Federal regulators on Wednesday released extremely critical results from their inspection of a Baltimore plant that was forced to dispose of up to 15 million doses of Johnson & Johnson's coronavirus vaccine and ordered all production to be temporarily suspended.
The Food and Drug Administration cited a number of shortcomings in the huge facility operated by Emergent BioSolutions. The inspection was triggered by reports that Emergent workers had contaminated a batch of Johnson & Johnson cans with the virus that AstraZeneca made the vaccine from.
Violations included inadequate disinfection of the factory and its equipment, as well as failure to follow procedures to prevent contamination of the cans and to ensure the proper strength and purity of the vaccine produced there. In a 12-page report, the inspectors listed a total of nine violations, ranging from the design of the building to improperly trained staff. The inspection ended on Tuesday.

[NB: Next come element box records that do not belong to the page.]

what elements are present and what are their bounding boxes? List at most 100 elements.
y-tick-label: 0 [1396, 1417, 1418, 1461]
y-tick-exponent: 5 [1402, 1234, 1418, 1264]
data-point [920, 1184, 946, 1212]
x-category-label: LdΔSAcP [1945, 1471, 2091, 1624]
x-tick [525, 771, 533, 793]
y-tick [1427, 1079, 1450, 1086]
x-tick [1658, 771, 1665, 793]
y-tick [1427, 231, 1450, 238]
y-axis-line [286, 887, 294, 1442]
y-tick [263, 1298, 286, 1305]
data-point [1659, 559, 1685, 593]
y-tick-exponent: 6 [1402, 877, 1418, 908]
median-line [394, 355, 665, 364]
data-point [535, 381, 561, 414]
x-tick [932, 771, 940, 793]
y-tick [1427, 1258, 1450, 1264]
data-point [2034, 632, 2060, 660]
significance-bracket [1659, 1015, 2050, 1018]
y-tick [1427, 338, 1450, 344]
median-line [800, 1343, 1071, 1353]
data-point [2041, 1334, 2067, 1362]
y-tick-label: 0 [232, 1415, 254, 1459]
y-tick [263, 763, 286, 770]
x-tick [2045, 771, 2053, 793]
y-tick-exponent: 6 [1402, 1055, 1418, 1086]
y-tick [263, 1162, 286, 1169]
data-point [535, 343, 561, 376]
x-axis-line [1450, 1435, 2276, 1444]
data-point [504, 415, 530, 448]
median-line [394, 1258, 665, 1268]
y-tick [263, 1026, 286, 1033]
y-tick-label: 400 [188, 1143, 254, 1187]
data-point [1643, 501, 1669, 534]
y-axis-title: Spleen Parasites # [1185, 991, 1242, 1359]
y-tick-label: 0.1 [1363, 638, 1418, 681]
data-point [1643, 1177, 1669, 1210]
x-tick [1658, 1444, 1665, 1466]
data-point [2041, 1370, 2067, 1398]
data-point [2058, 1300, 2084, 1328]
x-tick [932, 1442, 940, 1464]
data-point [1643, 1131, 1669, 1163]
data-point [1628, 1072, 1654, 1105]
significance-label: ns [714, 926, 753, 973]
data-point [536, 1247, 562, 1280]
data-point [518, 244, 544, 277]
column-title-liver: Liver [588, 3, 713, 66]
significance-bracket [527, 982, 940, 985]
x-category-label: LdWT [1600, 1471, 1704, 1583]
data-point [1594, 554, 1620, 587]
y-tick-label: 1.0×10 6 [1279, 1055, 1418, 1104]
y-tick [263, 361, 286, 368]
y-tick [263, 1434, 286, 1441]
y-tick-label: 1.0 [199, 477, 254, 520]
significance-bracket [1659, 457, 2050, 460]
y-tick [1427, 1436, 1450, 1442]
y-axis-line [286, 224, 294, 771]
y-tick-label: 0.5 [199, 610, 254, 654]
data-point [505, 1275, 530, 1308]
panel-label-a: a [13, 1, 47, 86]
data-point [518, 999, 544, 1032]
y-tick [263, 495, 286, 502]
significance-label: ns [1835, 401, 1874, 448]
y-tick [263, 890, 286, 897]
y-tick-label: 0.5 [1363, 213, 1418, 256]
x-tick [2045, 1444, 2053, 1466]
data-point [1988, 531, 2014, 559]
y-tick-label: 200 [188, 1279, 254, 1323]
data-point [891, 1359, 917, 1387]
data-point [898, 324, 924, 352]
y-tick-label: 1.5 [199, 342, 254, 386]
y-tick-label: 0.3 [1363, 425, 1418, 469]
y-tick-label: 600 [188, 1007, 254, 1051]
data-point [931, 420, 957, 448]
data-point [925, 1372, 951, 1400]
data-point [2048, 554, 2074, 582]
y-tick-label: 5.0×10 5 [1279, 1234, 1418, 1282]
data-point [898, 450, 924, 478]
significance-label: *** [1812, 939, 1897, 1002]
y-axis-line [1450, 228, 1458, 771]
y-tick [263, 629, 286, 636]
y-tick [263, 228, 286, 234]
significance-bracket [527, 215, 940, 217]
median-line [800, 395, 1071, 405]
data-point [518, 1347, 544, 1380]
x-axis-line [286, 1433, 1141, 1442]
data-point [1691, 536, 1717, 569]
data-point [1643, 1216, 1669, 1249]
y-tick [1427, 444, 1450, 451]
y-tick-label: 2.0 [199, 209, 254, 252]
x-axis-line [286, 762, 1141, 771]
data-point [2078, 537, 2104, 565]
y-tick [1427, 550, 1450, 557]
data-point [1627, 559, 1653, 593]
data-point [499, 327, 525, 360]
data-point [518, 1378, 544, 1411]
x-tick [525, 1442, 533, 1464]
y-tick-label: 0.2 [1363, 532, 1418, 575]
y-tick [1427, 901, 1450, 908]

In a statement, the F.D.A. It was advised that Emergent is not authorized to distribute doses of Johnson & Johnson vaccines and that no vaccine manufactured at its facility has been approved for use in the United States.
AstraZeneca's vaccine is not yet approved for use in the United States, and all of the Johnson & Johnson doses administered in the country to date have been manufactured overseas. At the agency's request, the entire production facility was stopped.
"We will only allow the release of products when we are sure that they meet our quality expectations," says Dr. Janet Woodcock, Acting Commissioner of the FDA, and Dr. Peter Marks, the agency's lead vaccine regulator. said.
The agency said it was working with Emergent to fix the issues.
Inspectors criticized Emergent's response to last month's discovery that the Johnson & Johnson cans were contaminated with the AstraZeneca virus. The incident "has not been fully investigated," they wrote.
For example, Emergent did not monitor the movement of workers between the zones where each vaccine was made. "There is no guarantee that other batches have not been contaminated," they said.